I agree that comparing command line commands to VBscript is stupid. It's apples and oranges. However what is true is that the Linux command shell is more like a high level programming language than the Windows DOS Prompt. In fact the syntax for most Linux command shells (there are many) is generally based on C. In that respect the Linux and Windows command shells just aren't comparable. But then again, for years now Microsoft's policy has been to obfuscate the power of the command shell and push techs to GUI's. Only recently reversing that decision because headless servers don't need a GUI and Microsoft really wants to compete in the server market. I just won't survive as an OS vendor if it can't.

spdragoo
spdragoo

So stop trying to claim I said something I didn't. I *never* said Windows was superior to Linux. I've never used Linux myself, so I wouldn't presume to pretend to be an expert. But to claim that Linux is "superior" because it uses a UNIX-style shell command, but berate Windows because it can still use updated DOS commands -- when UNIX & DOS are *both* command-line operating systems -- reveals your own bias.

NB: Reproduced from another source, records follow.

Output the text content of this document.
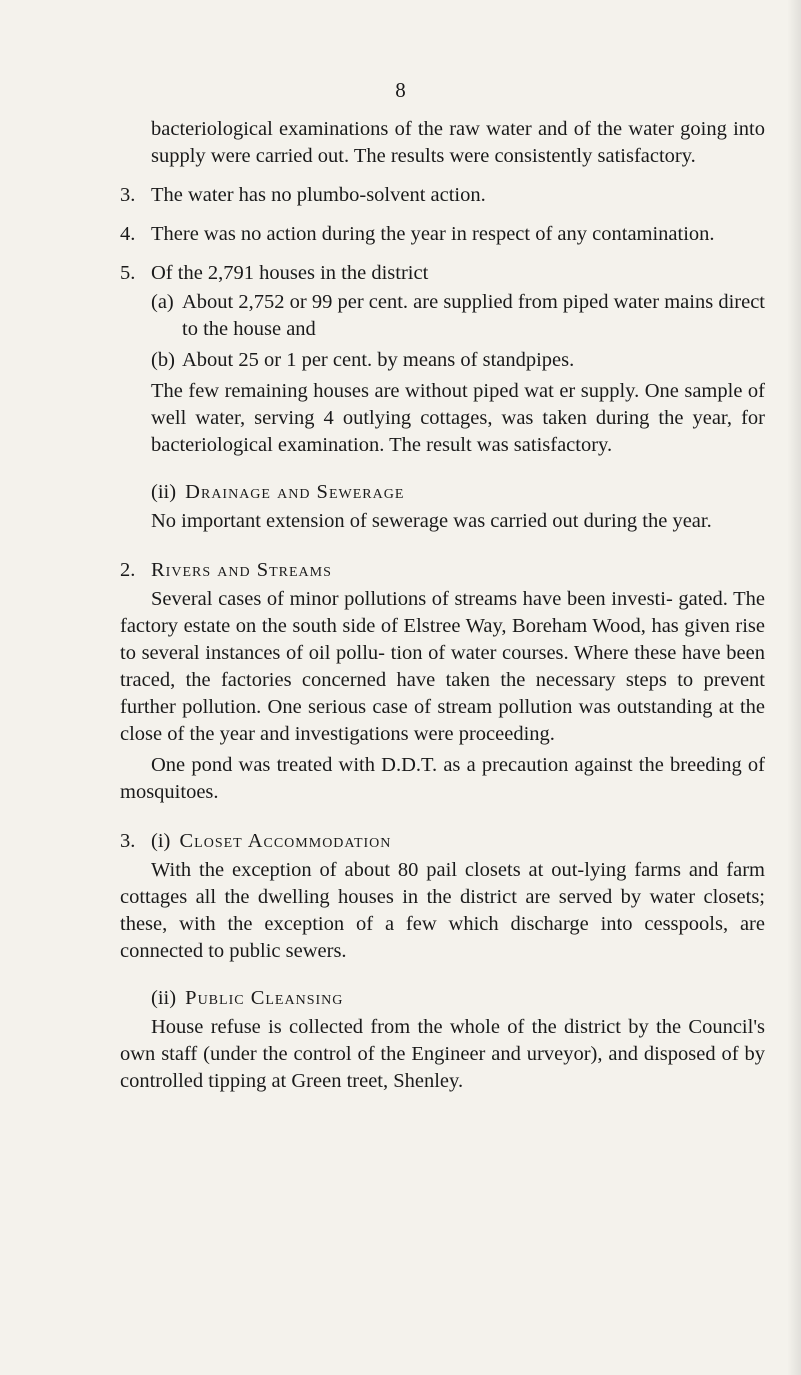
8

bacteriological examinations of the raw water and of the water going into supply were carried out. The results were consistently satisfactory.

3. The water has no plumbo-solvent action.

4. There was no action during the year in respect of any contamination.

5. Of the 2,791 houses in the district

(a) About 2,752 or 99 per cent. are supplied from piped water mains direct to the house and

(b) About 25 or 1 per cent. by means of standpipes.

The few remaining houses are without piped wat er supply. One sample of well water, serving 4 outlying cottages, was taken during the year, for bacteriological examination. The result was satisfactory.

(ii) Drainage and Sewerage

No important extension of sewerage was carried out during the year.

2. Rivers and Streams

Several cases of minor pollutions of streams have been investi- gated. The factory estate on the south side of Elstree Way, Boreham Wood, has given rise to several instances of oil pollu- tion of water courses. Where these have been traced, the factories concerned have taken the necessary steps to prevent further pollution. One serious case of stream pollution was outstanding at the close of the year and investigations were proceeding.

One pond was treated with D.D.T. as a precaution against the breeding of mosquitoes.

3. (i) Closet Accommodation

With the exception of about 80 pail closets at out-lying farms and farm cottages all the dwelling houses in the district are served by water closets; these, with the exception of a few which discharge into cesspools, are connected to public sewers.

(ii) Public Cleansing

House refuse is collected from the whole of the district by the Council's own staff (under the control of the Engineer and urveyor), and disposed of by controlled tipping at Green treet, Shenley.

However, I am calling bull**** again, because it looks like you're comparing higher-level programming (VisualBASIC) to Linux's "shell programming"... and from what I can tell, Linux shell programming is more akin to Windows' .BAT files -- you know, those text files that let you save a list of command-line commands to be executed by running a single batch file (or clicking on it in the Windows interface). I'm not saying that Linux doesn't make more commands available in its shell programming than Windows does... but since they're both about using command-line commands, that's the comparison that matters. And yes, this is information I was able to find on *pro*-Linux sites, after a fairly quick (1-2 minutes) search on the Internet. If I'm wrong about what "shell programming" is, that's fine, provide the proof. But again, shell programming seems to be a step below higher-level programming... like, say, the coding needed to create applications for Linux like OpenOffice, KStars, Acrobat Reader, etc. Now, if you want to compare programming in Windows vs. programming in Linux, that's fine. You want to show us the code needed in, say, C++ for a Windows program for the above procedure, & then show us the equivalent C++ code for a Linux program, that would be great. Although I strongly suspect that any differences in code will be minor, at best.